For over 8 hours now, when trying to access Bing.com, you'll get a warning about their OCSP certificate (message from Firefox):
An error occurred during a connection to www.bing.com. Invalid OCSP signing certificate in OCSP response. Error code: SEC_ERROR_OCSP_INVALID_SIGNING_CERT
How pathetic is that? I mean, companies such as Microsoft are so big; don't tell me they don't have the human & technical knowledge to manage their certificates. Even an intern could write some kind of tool to ensure a warning is sent beforehand!
It's embarrassing that something that simple (cert & domain expiration) is still a frequent problem, and for BIG tech companies too!
Today, our users started seeing connectivity errors when trying to connect to most Microsoft on-line services like Hotmail, Onedrive, Outlook, Microsoft Live, and even the https version of the Bing search engine. The culprit? misconfigured servers on Microsoft's side, specifically their so-called "stapled OCSP responses".
Now, this gets technical rather quickly, so a quick summary of what this is all about:
[...]
What happened is that servers for the domains mentioned did not use the correct certificate chain to sign their stapled OCSP responses. As a result, connections to the related https servers started to fail. But, notably, only from browsers using NSS (like Pale Moon and Firefox). Chrome didn't complain (more on that later). Edge was apparently also fine, but I haven't looked into why that is, myself.From a browser's point of view, this should be considered (very) bad, because it looks like some other party (not being the authority that issued the certificate) is trying to tell the browser that a certificate isn't revoked. This party could be an attacker that is trying to use a revoked (mis-issued) certificate, for example.
Now, considering all browsers can be expected to support stapled responses, this highlighted a rather disturbing security issue with mainstream browsers: Apparently, only Pale Moon and Firefox (and rebuilds) are doing the correct thing.
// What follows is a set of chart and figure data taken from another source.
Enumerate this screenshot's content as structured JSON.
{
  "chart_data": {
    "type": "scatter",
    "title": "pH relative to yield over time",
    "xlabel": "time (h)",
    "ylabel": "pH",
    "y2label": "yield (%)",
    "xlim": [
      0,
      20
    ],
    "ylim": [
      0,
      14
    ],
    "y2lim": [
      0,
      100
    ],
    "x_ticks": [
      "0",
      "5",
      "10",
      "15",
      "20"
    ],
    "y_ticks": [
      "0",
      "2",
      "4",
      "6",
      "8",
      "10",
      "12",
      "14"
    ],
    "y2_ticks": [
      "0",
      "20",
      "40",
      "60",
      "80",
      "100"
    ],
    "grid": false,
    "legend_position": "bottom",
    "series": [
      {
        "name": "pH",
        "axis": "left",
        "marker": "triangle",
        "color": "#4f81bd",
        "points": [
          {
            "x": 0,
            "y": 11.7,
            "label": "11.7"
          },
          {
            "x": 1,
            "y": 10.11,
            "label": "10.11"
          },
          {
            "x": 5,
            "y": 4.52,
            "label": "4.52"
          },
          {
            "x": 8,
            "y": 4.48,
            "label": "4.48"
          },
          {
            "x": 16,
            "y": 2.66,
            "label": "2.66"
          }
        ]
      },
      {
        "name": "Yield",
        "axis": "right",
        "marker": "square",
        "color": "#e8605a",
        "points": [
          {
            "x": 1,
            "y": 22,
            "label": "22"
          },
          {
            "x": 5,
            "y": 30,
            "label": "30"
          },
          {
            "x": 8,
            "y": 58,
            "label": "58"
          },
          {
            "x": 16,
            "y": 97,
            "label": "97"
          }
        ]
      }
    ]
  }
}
https://forum.palemoon.org/viewtopic.php?f=1&t=15823
(Score: 2) by LoRdTAW on Wednesday May 31 2017, @12:42PM (1 child)
They simply optimized the hell out of it:
return(page)
(Score: 1, Interesting) by Anonymous Coward on Wednesday May 31 2017, @02:26PM
This makes me wonder how much recent improvements on browser speed benchmarks is due to convoluted ways of making the browser less secure.